Enhancement of thermal spin signal and suppression of anomalous Nernst effect in the CoFeAl/Cu/CoFeAl lateral spin valve

Generation of large spin current is an important issue in the operation of spintronic devices because the spin current plays a key role in spin-dependent transports and spin-transfer switching. Recently, a heat flow across a ferromagnet (FM) / nonmagnet (NM) junction is found to be able to generate and propagate the spin current. We have found that the large spin current is efficiently produced by using a heat flow across the CoFeAl /Cu junction because of the relatively large spin-dependent Seebeck coefficient for CoFeAl.
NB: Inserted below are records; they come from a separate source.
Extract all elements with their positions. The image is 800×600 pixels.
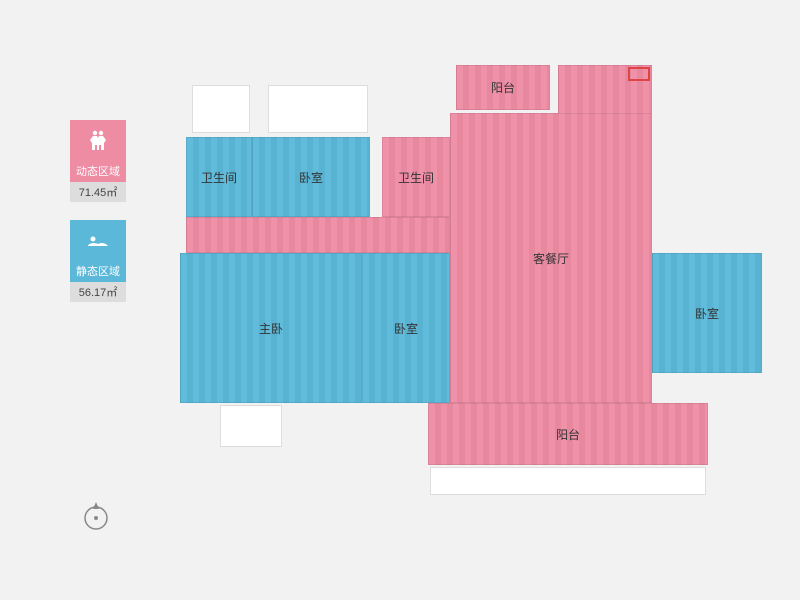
room-label: 卫生间 bbox=[398, 169, 434, 186]
sleep-icon bbox=[70, 220, 126, 260]
room-阳台2: 阳台 bbox=[428, 403, 708, 465]
legend-static: 静态区域 56.17㎡ bbox=[70, 220, 126, 302]
legend: 动态区域 71.45㎡ 静态区域 56.17㎡ bbox=[70, 120, 126, 320]
room-卫生间1: 卫生间 bbox=[186, 137, 252, 217]
room-卫生间2: 卫生间 bbox=[382, 137, 450, 217]
room-label: 客餐厅 bbox=[533, 250, 569, 267]
room-label: 卧室 bbox=[695, 305, 719, 322]
compass-icon bbox=[80, 500, 112, 532]
room-卧室1: 卧室 bbox=[252, 137, 370, 217]
legend-dynamic-label: 动态区域 bbox=[70, 160, 126, 182]
red-marker bbox=[628, 67, 650, 81]
room-卧室2: 卧室 bbox=[362, 253, 450, 403]
room-客餐厅: 客餐厅 bbox=[450, 113, 652, 403]
room-主卧: 主卧 bbox=[180, 253, 362, 403]
legend-static-label: 静态区域 bbox=[70, 260, 126, 282]
room-阳台: 阳台 bbox=[456, 65, 550, 110]
balcony-rail bbox=[268, 85, 368, 133]
room-label: 阳台 bbox=[556, 426, 580, 443]
legend-dynamic: 动态区域 71.45㎡ bbox=[70, 120, 126, 202]
room-label: 卫生间 bbox=[201, 169, 237, 186]
room-卧室3: 卧室 bbox=[652, 253, 762, 373]
balcony-rail bbox=[220, 405, 282, 447]
balcony-rail bbox=[192, 85, 250, 133]
room-label: 卧室 bbox=[394, 320, 418, 337]
legend-static-value: 56.17㎡ bbox=[70, 282, 126, 302]
legend-dynamic-value: 71.45㎡ bbox=[70, 182, 126, 202]
people-icon bbox=[70, 120, 126, 160]
room-label: 主卧 bbox=[259, 320, 283, 337]
room-label: 卧室 bbox=[299, 169, 323, 186]
floorplan: 阳台厨房卫生间卧室卫生间客餐厅主卧卧室卧室阳台 bbox=[180, 65, 770, 515]
room-走廊 bbox=[186, 217, 450, 253]
room-label: 阳台 bbox=[491, 79, 515, 96]
balcony-rail bbox=[430, 467, 706, 495]
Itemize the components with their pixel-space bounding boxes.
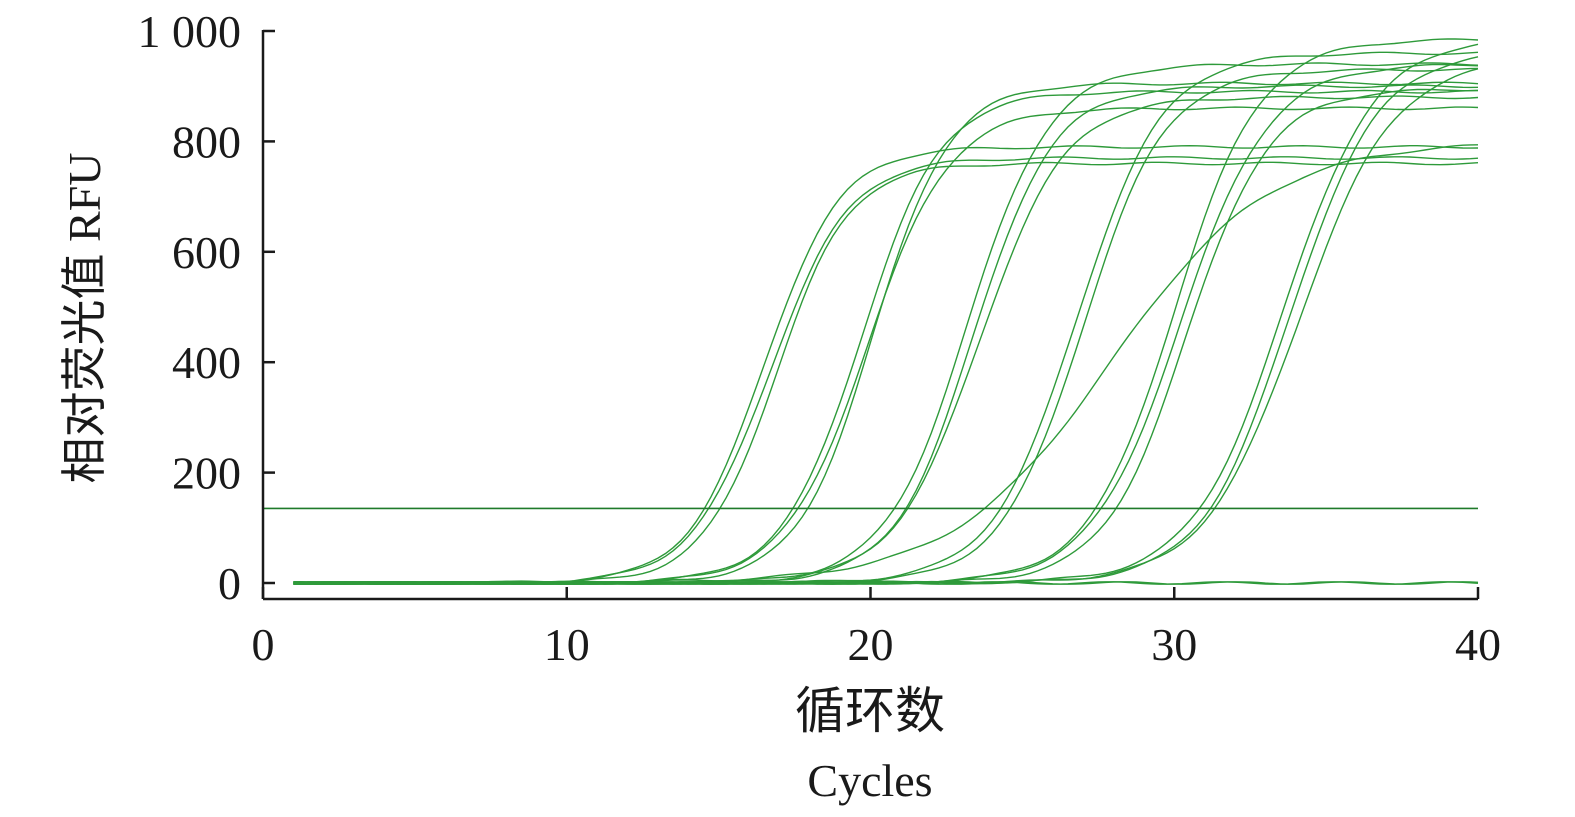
x-tick-label: 10	[544, 619, 590, 670]
amplification-curve	[293, 581, 1479, 585]
x-axis-label-english: Cycles	[807, 755, 932, 806]
y-axis-label: 相对荧光值 RFU	[59, 153, 110, 484]
y-tick-label: 0	[218, 558, 241, 609]
x-axis-ticks: 0 10 20 30 40	[252, 587, 1501, 670]
y-axis-ticks: 0 200 400 600 800 1 000	[138, 6, 275, 609]
amplification-curve	[293, 56, 1479, 585]
amplification-curve	[293, 68, 1479, 585]
amplification-curve	[293, 43, 1479, 585]
amplification-curve	[293, 144, 1479, 585]
amplification-curve	[293, 62, 1479, 585]
amplification-curves	[293, 38, 1479, 585]
amplification-curve	[293, 95, 1479, 585]
y-tick-label: 200	[172, 448, 241, 499]
amplification-curve	[293, 144, 1479, 585]
y-tick-label: 400	[172, 337, 241, 388]
amplification-curve	[293, 63, 1479, 585]
amplification-curve	[293, 38, 1479, 585]
x-axis-label-chinese: 循环数	[795, 683, 945, 739]
x-tick-label: 0	[252, 619, 275, 670]
x-tick-label: 40	[1455, 619, 1501, 670]
amplification-curve	[293, 84, 1479, 585]
axes	[261, 30, 1478, 601]
x-tick-label: 20	[848, 619, 894, 670]
y-tick-label: 800	[172, 116, 241, 167]
x-tick-label: 30	[1151, 619, 1197, 670]
y-tick-label: 1 000	[138, 6, 242, 57]
y-tick-label: 600	[172, 227, 241, 278]
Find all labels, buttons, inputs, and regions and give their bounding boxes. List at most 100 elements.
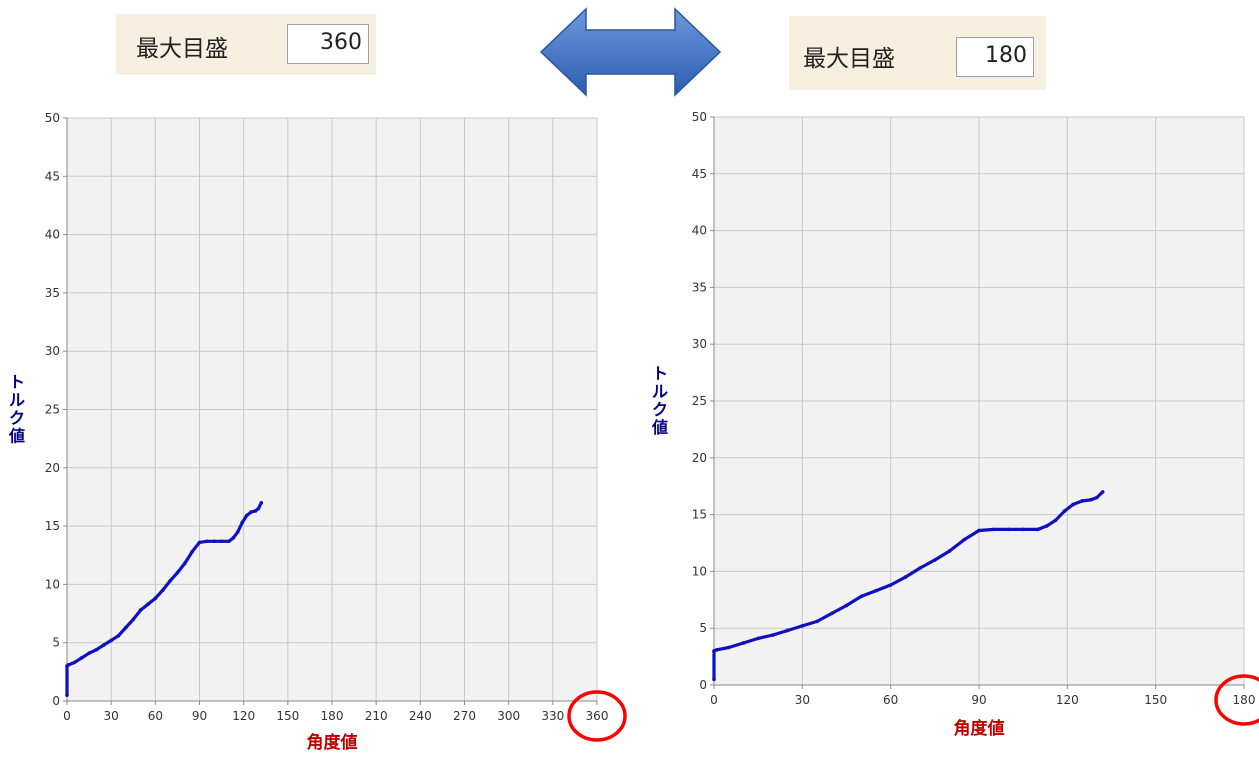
right-chart-series-point: [859, 594, 864, 599]
right-chart-series-point: [1006, 527, 1011, 532]
right-chart-series-point: [1080, 499, 1084, 503]
left-chart-series-point: [197, 540, 202, 545]
left-chart-x-tick-label: 0: [63, 709, 71, 723]
left-chart-x-tick-label: 30: [104, 709, 119, 723]
left-chart-series-point: [131, 617, 136, 622]
left-chart-x-tick-label: 180: [321, 709, 344, 723]
right-chart-series-point: [712, 649, 716, 653]
left-chart-y-tick-label: 45: [45, 169, 60, 183]
left-chart-series-point: [72, 660, 77, 665]
right-chart-series-point: [1036, 527, 1040, 532]
right-chart-series-point: [1021, 527, 1025, 532]
right-chart: 0 30 60 90 120 150 180 0 5 10 15 20 25 30 35 40 45 50 角度値 ト…: [651, 110, 1259, 739]
right-max-scale-panel: 最大目盛 180: [789, 16, 1046, 90]
left-chart-series-point: [160, 588, 165, 593]
left-chart-series-point: [240, 520, 244, 525]
right-chart-series-point: [977, 528, 981, 533]
left-chart-x-tick-label: 210: [365, 709, 388, 723]
right-chart-y-tick-label: 5: [699, 621, 707, 635]
double-arrow-icon: [539, 7, 722, 97]
left-chart-y-tick-label: 30: [45, 344, 60, 358]
right-max-scale-label: 最大目盛: [803, 46, 895, 72]
left-chart-y-tick-label: 40: [45, 228, 60, 242]
right-chart-x-tick-label: 60: [883, 693, 898, 707]
right-chart-series-point: [1044, 524, 1049, 528]
left-chart-series-point: [116, 633, 121, 638]
left-chart-x-tick-label: 360: [586, 709, 609, 723]
left-chart-series-point: [256, 506, 261, 511]
left-chart-x-axis-title: 角度値: [307, 732, 358, 753]
right-chart-series-point: [888, 583, 893, 587]
right-chart-series-point: [712, 677, 716, 682]
left-chart-series-point: [146, 602, 150, 607]
left-chart: 0 30 60 90 120 150 180 210 240 270 300 330 360 0 5 10 15…: [8, 111, 627, 753]
right-chart-y-tick-label: 0: [699, 678, 707, 692]
left-chart-series-point: [94, 647, 99, 652]
left-chart-y-tick-label: 25: [45, 403, 60, 417]
left-chart-series-point: [205, 539, 209, 544]
right-chart-series-point: [1071, 502, 1076, 507]
right-chart-y-tick-label: 25: [692, 394, 707, 408]
right-max-scale-input[interactable]: 180: [956, 37, 1034, 77]
right-chart-x-tick-label: 90: [971, 693, 986, 707]
right-chart-series-point: [1062, 509, 1067, 513]
right-chart-x-tick-label: 150: [1144, 693, 1167, 707]
right-chart-series-point: [918, 566, 922, 570]
right-chart-series-point: [741, 641, 746, 645]
right-chart-series-point: [1100, 490, 1105, 494]
right-chart-series-point: [715, 647, 719, 652]
right-chart-y-tick-label: 15: [692, 508, 707, 522]
left-chart-series-point: [235, 530, 240, 534]
left-chart-y-tick-label: 35: [45, 286, 60, 300]
left-chart-y-tick-label: 0: [52, 694, 60, 708]
left-chart-series-point: [79, 656, 84, 660]
left-chart-series-point: [227, 539, 231, 544]
right-chart-series-point: [800, 624, 805, 628]
right-chart-series-point: [1053, 518, 1058, 523]
left-chart-x-tick-label: 150: [276, 709, 299, 723]
right-chart-series-point: [962, 537, 967, 542]
right-chart-x-axis-title: 角度値: [954, 718, 1005, 739]
right-chart-series-point: [933, 558, 937, 562]
right-chart-series-point: [1094, 495, 1099, 500]
left-chart-series-point: [124, 625, 128, 630]
right-chart-y-tick-label: 45: [692, 167, 707, 181]
left-chart-series-point: [65, 693, 69, 697]
left-max-scale-input[interactable]: 360: [287, 24, 369, 64]
right-chart-series-point: [815, 619, 819, 624]
left-chart-series-point: [168, 579, 172, 583]
left-chart-series-point: [87, 651, 91, 655]
left-chart-x-tick-label: 60: [148, 709, 163, 723]
left-chart-series-point: [66, 663, 71, 667]
left-chart-y-tick-label: 50: [45, 111, 60, 125]
left-max-scale-label: 最大目盛: [136, 36, 228, 62]
right-chart-series-point: [874, 588, 878, 593]
left-chart-series-point: [259, 500, 264, 505]
left-chart-y-tick-label: 15: [45, 519, 60, 533]
left-chart-series-point: [153, 596, 158, 601]
right-chart-y-tick-label: 35: [692, 280, 707, 294]
right-chart-series-point: [947, 549, 952, 553]
left-chart-x-tick-label: 240: [409, 709, 432, 723]
right-chart-series-point: [991, 527, 996, 532]
left-chart-series-point: [249, 510, 253, 514]
right-chart-series-point: [1089, 498, 1093, 502]
left-chart-series-point: [244, 513, 249, 518]
right-chart-y-tick-label: 50: [692, 110, 707, 124]
left-chart-series-point: [253, 509, 258, 513]
right-chart-series-point: [785, 628, 790, 633]
left-chart-x-tick-label: 270: [453, 709, 476, 723]
left-chart-x-tick-label: 120: [232, 709, 255, 723]
left-chart-y-axis-title: トルク値: [8, 373, 25, 446]
right-chart-series-point: [726, 645, 731, 650]
right-chart-y-tick-label: 10: [692, 564, 707, 578]
left-chart-x-tick-label: 330: [541, 709, 564, 723]
left-chart-series-point: [231, 535, 236, 540]
left-chart-series-point: [190, 549, 194, 554]
left-chart-y-tick-label: 10: [45, 577, 60, 591]
left-chart-series-point: [219, 539, 224, 544]
left-chart-series-point: [212, 539, 217, 544]
right-chart-series-point: [844, 603, 849, 608]
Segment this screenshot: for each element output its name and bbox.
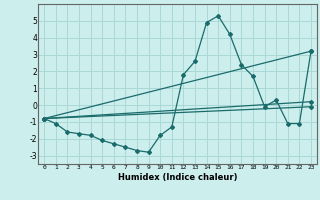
X-axis label: Humidex (Indice chaleur): Humidex (Indice chaleur) [118, 173, 237, 182]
The generated spin current is, in general, detected as the electrical voltage by using another ferromagnetic electrode. Using the nonlocal electrical detection scheme, one can prevent the background signal due to the spin-independent charge current. However, in the case of the thermal spin injection, the heat current reaches at the nonlocal ferromagnetic electrode and produces classical thermoelectric effects such as anomalous Nernst effect. Such spurious signals becomes serious obstacle when the large spin current is generated by the thermal spin injection. Therefore, the optimization of the device structure is indispensable for the ideal generation of the spin current using the heat. Here, we explore better geometry for generating the thermally excited spin signal in a laterally configured FM/NM hybrid nanostructure.